Nie obyło się bez rannych. Oczywiście kto się pierwszy zmartwił? no kto? No kto ma talent do autodestrukcji i umiejętności poobijania się nawet w pluszowym pokoju lub dmuchanej kuli? ja tam nie wiem ;-)
Polska w budowie. Taki widok spotkaliśmy po zejściu z motocykli. Szaro buro i ponuro a morze gdzieś tam daleko.
Westerplatte.
Fortyfikacje, a raczej ruiny. Już słyszę Marcina P. mówiącego 'oo, tam to tylko jakąś modelkę, mgła, 5 rano i polaroidy' ;-))
Z Mańką, Robem, Grzecim i Tusikiem.
Stąd wygląda to jak jakiś światowid, który wypiął się dupą do morza.

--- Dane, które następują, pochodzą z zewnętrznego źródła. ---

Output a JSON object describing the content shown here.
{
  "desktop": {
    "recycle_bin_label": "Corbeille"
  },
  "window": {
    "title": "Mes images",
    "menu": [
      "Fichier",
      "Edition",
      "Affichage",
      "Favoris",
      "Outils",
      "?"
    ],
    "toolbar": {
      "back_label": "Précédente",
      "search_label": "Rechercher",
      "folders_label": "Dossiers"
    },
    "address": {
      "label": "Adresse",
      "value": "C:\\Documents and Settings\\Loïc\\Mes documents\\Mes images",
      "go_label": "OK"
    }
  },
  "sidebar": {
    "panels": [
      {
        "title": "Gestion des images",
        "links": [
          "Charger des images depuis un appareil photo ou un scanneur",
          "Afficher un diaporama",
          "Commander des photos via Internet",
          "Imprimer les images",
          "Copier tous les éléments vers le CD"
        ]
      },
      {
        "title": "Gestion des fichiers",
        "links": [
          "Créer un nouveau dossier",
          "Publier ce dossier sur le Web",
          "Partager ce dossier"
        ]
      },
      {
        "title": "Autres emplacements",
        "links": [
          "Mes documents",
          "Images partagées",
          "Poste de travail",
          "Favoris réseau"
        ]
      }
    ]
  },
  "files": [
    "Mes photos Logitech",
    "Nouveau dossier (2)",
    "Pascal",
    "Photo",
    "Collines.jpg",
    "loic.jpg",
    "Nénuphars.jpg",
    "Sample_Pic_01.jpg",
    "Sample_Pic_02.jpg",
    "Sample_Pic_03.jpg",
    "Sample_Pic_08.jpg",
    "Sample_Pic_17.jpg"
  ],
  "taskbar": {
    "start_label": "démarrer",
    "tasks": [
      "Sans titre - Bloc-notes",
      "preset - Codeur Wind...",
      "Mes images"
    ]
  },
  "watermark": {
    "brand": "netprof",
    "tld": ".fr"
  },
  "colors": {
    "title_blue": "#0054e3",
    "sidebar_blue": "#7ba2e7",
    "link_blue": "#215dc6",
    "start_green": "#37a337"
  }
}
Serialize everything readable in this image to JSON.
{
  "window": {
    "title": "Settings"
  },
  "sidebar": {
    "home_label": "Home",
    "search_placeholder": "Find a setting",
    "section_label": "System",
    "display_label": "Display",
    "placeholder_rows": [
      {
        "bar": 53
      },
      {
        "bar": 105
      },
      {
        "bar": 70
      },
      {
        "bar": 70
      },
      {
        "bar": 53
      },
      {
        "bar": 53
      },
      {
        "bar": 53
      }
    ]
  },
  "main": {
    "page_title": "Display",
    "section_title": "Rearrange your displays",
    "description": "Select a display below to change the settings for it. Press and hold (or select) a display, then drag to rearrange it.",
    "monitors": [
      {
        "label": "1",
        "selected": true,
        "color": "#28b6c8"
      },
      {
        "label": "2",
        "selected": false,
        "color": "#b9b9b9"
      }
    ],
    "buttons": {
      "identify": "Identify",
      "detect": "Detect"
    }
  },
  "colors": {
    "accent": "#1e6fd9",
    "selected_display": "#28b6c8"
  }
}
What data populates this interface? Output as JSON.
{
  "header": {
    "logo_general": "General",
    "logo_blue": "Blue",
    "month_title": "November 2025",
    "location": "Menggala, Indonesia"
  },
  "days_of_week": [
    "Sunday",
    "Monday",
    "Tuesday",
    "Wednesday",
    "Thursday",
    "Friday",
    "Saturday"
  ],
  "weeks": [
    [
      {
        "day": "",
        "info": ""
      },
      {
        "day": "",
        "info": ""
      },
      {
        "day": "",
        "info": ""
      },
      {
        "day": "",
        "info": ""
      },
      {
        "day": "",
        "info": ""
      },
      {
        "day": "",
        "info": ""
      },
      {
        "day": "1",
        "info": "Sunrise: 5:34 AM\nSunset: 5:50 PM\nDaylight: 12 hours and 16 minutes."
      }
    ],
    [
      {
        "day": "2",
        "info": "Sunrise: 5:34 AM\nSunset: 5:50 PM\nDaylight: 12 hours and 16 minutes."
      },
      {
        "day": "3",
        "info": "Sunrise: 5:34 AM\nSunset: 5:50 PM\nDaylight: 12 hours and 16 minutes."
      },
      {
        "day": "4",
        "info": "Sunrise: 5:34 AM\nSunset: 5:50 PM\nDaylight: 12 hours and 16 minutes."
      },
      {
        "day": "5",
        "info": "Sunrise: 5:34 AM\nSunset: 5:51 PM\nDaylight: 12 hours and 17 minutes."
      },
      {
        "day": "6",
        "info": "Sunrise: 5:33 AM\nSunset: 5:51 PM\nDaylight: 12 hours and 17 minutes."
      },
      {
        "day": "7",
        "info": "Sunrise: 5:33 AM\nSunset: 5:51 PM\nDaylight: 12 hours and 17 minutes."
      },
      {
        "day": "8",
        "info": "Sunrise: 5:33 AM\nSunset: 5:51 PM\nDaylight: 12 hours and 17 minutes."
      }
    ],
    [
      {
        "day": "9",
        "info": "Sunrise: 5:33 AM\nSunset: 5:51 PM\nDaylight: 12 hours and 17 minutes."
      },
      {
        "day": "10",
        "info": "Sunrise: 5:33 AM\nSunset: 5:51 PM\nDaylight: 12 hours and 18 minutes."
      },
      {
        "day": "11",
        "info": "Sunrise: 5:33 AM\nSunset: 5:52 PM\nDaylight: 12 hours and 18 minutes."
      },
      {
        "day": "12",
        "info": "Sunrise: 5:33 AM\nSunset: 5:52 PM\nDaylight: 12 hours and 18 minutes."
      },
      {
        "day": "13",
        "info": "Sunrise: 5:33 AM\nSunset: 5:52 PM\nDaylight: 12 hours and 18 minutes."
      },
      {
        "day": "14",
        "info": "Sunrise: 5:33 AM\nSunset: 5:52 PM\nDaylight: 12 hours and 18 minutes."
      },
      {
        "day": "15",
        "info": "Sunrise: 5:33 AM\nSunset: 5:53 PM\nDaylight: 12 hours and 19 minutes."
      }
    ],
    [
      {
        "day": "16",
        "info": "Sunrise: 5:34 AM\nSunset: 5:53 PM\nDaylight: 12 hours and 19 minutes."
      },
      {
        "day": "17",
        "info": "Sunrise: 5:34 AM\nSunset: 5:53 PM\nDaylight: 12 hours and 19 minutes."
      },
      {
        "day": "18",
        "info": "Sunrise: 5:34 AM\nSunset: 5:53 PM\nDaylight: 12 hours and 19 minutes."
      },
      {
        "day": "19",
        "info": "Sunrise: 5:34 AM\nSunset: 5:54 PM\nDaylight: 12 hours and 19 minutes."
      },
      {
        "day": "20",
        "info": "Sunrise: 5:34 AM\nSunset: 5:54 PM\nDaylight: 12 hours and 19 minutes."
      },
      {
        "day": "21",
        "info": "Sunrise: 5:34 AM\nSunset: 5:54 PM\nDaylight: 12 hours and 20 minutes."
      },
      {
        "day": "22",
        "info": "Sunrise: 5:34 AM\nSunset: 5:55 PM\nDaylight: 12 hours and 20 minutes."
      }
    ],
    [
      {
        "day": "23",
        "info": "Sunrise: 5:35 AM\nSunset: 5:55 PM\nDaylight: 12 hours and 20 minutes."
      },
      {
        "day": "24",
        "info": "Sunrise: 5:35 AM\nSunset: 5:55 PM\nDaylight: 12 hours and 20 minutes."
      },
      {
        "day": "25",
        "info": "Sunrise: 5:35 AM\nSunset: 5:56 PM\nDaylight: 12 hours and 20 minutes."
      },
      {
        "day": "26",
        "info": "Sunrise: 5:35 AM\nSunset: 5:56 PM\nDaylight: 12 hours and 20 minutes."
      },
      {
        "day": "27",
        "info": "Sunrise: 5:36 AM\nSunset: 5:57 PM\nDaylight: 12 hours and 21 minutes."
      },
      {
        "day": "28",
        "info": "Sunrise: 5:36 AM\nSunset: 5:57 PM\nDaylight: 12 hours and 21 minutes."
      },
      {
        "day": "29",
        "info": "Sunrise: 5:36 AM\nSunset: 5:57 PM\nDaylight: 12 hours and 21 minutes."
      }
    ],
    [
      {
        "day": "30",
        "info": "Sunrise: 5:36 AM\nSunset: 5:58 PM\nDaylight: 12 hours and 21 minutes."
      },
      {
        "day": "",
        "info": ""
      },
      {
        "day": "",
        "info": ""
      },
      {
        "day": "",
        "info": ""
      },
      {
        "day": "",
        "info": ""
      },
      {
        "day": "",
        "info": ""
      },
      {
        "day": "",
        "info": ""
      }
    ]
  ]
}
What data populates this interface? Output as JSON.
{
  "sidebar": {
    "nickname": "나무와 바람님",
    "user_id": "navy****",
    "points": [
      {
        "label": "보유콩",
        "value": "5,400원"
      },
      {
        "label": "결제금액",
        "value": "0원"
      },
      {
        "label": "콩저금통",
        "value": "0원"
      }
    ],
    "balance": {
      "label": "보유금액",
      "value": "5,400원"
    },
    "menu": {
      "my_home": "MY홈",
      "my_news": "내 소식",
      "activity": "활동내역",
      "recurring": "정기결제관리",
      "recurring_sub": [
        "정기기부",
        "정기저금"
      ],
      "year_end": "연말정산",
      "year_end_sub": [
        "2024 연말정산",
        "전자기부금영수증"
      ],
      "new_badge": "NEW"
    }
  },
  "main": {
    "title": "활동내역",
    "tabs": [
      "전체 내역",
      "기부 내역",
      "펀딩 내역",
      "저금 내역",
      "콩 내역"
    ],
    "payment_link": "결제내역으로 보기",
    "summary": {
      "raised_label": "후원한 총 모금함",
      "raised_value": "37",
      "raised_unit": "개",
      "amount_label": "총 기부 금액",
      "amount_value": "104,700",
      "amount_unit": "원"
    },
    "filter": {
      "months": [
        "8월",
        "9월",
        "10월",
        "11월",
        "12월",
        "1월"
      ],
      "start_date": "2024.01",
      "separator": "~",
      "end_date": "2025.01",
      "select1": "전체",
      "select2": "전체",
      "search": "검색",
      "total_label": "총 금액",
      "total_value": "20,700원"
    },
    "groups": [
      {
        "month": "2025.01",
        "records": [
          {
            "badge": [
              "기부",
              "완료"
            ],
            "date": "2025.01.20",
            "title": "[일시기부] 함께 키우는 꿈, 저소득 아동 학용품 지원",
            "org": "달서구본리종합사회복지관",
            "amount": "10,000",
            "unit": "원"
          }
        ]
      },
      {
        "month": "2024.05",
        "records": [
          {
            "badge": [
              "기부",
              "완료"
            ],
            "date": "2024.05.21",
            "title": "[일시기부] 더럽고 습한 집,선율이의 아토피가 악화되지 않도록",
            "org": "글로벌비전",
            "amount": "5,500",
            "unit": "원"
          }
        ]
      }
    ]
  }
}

Światowid z bliska okazuje się być mega ogromnym pomnikiem. Kurcze, czuć klimat, szczególnie w dzień taki jak tamten.
Zaparkowani pod ośrodkiem.
Grillowanko :-)
zdymieni, albo zdumieni. jak kto woli :-)
z Kruczkiem :-)
1.tajemnica bolesna Raffika. Cóż, Raffik, wypadki chodzą po ludziach. I ławkach ;-)
A tu płyną statki z bananami wykonane przez pierwszego harcerza 4 RP.
Integracja trwa.
2. tajemnica bolesna Raffika. Nie tylko wypadki chodzą po ludziach. Nie tyle traumatyczne, co ciężkie przeżycie ;>
Kukusie śpią w ścianie, choć nie są marsjanie.
Tusik, który po odkryciu tajemnicy Sagali skurczył się do tych przedziwnych rozmiarów sprawił, że wszystkie skarpetki na plaży rozpłynęły się w powietrzu, pozostawiając swąd przechodzonych stóp. Niektórzy przez resztę zlotu nie mogli się z tym pogodzić w związku z czym ignorowali resztę swoich skarpet.